Today I ask myself where did I draw the strength and find that ‘courage’ in spite of so many setbacks. Or let me take it a step further: was it really courage or as someone said the fear of falling! I do not know. Maybe it was/is the fear of facing myself on judgement day if such a day exists. There was no alternative.

And the ‘courage’ – let us call it that – came and comes from all the souls who have entrusted me with their dreams. Every child that enters the portal of Project Why does so with the hope of changing its life. It is a pact we make and each has to stand by it. And to do that means not to give up.
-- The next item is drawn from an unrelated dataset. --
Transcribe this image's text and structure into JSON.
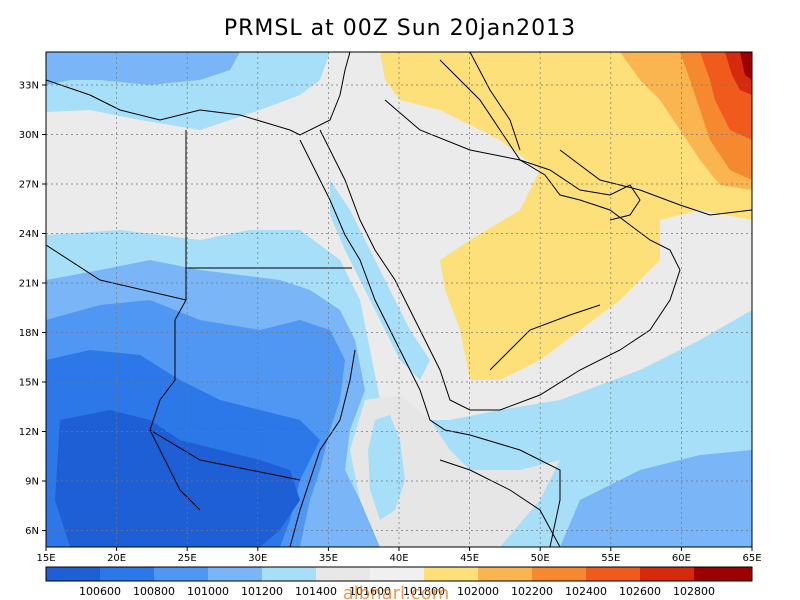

Today I am again at the edge of a precipice. Project Why is on life support with some centres only funded for a few months. We now need to look for people willing to support our work long time. It is daunting indeed but we have the courage to continue!

 

A birthday to remember #GivingTuesday#India

A birthday to remember #GivingTuesday#India

Last week I celebrated my 67th! I had made no special plans barring a small celebration at home with the family and two friends. A day before I was asked if I would visit the Project the next day and I said I would try to. The request to visit came from all centres and everyone was so insistent that I had no option but to say yes.
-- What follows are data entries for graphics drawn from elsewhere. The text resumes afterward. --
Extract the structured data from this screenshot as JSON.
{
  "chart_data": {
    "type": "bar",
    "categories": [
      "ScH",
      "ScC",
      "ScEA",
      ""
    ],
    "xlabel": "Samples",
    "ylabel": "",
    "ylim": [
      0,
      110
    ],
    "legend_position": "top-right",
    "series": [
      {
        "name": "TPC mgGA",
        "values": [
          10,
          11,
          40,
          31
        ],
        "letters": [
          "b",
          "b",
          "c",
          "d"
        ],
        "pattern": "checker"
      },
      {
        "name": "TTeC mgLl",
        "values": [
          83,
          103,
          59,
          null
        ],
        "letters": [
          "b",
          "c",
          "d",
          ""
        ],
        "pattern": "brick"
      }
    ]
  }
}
I woke up early as I normally do and was pleasantly surprised to see birthday messages both on my phone and on Facebook! The first one I saw was from Utpal, sent at the dot of midnight from my home as he had taken leave from school to be with me on this day. I was touched by the number of people who had sent loving messages from across the world. Before Project Why I barely got a few calls as the recluse I had become after the demise of my parents had but a handful of people to remember my birthday. But here I was today, flooded with messages from New Zealand to the west coast in the US via every country I could think of. I was overwhelmed. The only child today had a family as large as the planet!

After having answered some messages I set out to visit Project Why as promised. First stop was Govindpuri. I had barely entered when I was greeted by a loud Happy Birthday from our one and only Seema. I walked up the stairs and entered the creche where the children were ready to sing for me. I felt choked with emotion and sat down to catch my breath. It was then time to move up to the office where I was greeted by balloons and a loud happy birthday from all the teachers of the centre. There was a cake, and presents, and flowers everything that makes a birthday special. We chatted for a while and then it was time to move to the next destination: Khader.
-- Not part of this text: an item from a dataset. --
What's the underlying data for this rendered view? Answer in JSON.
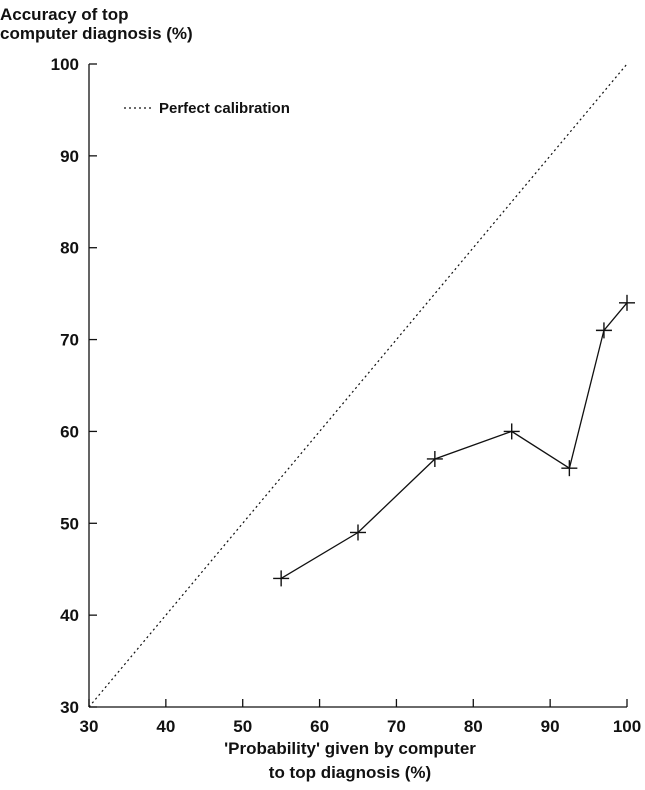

Here again I was greeted by loud wishes. The boys were waiting upstairs and wished me by singing the ubiquitous birthday song. I was again moved to tears as I realised what a big and loving family I had. It was cake time again and the teachers had even made a piñata filled with confetti. Utpal and Babli were there too, Utpal the perfect master of ceremonies. Time to move on to Okhla.

I was still in the scooter when I got a call from Utpal telling me he was going Live on Facebook as the boys had prepared a play for me and were disappointed that I had left so thanks to technology and our whiz kid I saw the play on the way to Okhla. At Okhla there were children waiting to wish me, a birthday card and a gift made i house and lots of love and laughter. I was over the moon. It had been such an unexpected and joyful celebration, one that I would remember in times to come.

In the afternoon I was made to tune in to another Live on Facebook and watch the show the Khader girls had organised. I must admit it was a very gratifying experience. The day ended with a small party at home with scrumptious food provide by my dear friend Kabir and more song and merriment. More messages had come by then and I ended the day by replying to all of them. I went to sleep my heart filled with the love I had received throughout the day.

I realised how much Project Why had given me over the years: a wonderful team that was more than family, a wonderful network of friends some I had never met but who showered me with so much trust and love, and more than a thousand children who had chosen me to secure their dreams.  I felt elated and humbled at the same time and could not help from asking myself what had I done to deserve so much.